Date of Award

Summer 8-2020

Level of Access Assigned by Author

Open-Access Thesis

Degree Name

Master of Arts (MA)

Department

History

Advisor

Mark McLaughlin

Second Committee Member

Anne Knowles

Third Committee Member

Micah Pawling

Abstract

Modernizing nineteenth and twentieth century mobility reshaped and re- commodified the predominantly rural environments of Maine and New Brunswick. Landscapes like these can be better understood through the tripartite intersection of environmental commodification as “picturesque,” a democratizing tourism culture, and the development of modern individual mobility. The intersection of these forces produced a unique tourism borderland comprised of primarily second nature landscapes, which rapidly adapted to motor-tourism. All three themes are products of modernity, and their combination in Maine and New Brunswick produced a “tourism borderland” and “mobility borderland” between automotive spaces and the unprepared environments of pre-auto “Vacationland.” Before the twentieth century, vacationing culture, modern mobility, and economic dependence on tourism all existed in Maine and New Brunswick. However, the automobile revolution brought greater independence and accessibility to the experience. While westward expansion drew naturalist attention to wonders beyond the Mississippi River, the “pleasure periphery” of New England and the Maritimes became a testing ground for automotive vacationing. Urban centers on the East coast increasingly utilized places like Maine and New Brunswick as accessible wildernesses and seaside retreats as vacationing transitioned from an elite privilege to a possibility for the middle class.
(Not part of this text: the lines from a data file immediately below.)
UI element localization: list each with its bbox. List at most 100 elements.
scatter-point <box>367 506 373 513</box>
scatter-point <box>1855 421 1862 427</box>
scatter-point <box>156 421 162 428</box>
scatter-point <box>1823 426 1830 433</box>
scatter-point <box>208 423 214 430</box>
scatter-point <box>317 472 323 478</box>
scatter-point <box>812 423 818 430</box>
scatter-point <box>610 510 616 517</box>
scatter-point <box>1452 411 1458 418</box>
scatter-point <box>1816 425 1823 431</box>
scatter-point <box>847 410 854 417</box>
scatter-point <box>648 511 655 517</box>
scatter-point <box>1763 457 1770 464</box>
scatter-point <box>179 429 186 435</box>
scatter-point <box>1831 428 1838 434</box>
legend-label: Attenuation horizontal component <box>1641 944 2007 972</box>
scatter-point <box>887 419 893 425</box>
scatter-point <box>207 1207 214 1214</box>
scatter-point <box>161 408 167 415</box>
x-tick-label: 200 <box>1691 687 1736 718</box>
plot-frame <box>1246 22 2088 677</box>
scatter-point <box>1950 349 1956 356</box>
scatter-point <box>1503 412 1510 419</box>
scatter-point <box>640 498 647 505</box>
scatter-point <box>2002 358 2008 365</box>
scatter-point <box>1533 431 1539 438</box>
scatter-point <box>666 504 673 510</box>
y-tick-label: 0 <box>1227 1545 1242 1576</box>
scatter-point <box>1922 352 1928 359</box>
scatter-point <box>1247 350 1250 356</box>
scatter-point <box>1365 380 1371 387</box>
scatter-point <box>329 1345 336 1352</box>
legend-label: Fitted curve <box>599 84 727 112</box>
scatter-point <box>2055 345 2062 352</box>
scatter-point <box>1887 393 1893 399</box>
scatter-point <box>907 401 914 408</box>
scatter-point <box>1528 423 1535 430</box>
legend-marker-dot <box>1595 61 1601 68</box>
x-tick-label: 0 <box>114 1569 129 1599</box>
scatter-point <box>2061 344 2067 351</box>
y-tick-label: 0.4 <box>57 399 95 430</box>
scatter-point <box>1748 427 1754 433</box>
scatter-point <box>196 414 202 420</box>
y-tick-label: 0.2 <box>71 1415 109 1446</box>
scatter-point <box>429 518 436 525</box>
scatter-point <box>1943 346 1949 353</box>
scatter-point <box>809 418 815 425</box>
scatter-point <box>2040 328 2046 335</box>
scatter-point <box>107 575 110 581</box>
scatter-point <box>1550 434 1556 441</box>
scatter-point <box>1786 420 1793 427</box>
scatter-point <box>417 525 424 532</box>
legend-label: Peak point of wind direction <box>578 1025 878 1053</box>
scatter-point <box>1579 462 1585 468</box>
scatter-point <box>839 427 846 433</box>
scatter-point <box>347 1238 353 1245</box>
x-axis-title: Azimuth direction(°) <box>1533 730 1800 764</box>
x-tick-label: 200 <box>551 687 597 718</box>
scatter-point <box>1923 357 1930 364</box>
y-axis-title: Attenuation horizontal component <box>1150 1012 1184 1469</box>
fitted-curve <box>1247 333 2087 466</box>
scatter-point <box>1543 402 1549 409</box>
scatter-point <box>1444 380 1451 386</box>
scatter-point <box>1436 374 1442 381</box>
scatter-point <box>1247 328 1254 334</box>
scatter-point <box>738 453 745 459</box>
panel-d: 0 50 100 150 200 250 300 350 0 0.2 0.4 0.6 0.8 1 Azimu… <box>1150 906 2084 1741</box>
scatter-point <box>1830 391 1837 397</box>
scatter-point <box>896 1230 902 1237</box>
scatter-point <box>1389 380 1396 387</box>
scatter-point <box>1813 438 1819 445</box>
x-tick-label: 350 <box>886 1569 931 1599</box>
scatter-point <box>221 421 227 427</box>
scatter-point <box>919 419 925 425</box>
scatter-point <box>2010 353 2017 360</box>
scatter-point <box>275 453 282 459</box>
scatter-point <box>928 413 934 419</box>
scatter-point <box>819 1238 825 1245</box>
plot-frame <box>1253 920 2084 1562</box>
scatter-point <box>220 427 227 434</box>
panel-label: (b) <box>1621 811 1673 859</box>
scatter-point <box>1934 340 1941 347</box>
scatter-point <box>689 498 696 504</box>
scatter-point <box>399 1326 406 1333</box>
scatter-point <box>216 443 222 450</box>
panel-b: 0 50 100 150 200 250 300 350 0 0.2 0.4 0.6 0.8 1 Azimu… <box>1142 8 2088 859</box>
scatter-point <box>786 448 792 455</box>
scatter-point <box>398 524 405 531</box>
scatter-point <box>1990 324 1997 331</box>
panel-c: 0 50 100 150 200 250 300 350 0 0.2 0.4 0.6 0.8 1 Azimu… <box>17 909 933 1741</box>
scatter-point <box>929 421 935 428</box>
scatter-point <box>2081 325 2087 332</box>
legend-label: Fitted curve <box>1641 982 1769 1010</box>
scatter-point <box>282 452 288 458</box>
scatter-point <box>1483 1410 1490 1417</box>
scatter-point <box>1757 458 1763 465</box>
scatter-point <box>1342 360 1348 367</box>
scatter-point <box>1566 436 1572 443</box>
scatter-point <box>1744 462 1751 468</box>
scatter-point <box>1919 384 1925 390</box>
Early twentieth century affluent urbanites established anti-modern escapes that depended on automobiling technology, confronting local resistance to their new hobby that transformed the landscape into Vacationland for the autoists yet to come. Road construction and improvement carved the region into visually consumable routes and vistas, shaping regional identities, and helping to produce the modern North American model of tourism by the 1930s. The tourism borderlands of Maine and New Brunswick became a mobility borderland of automotive confrontation, resistance, and adaptation in the early twentieth century, existing in a “middle landscape” between urbanity and wilderness.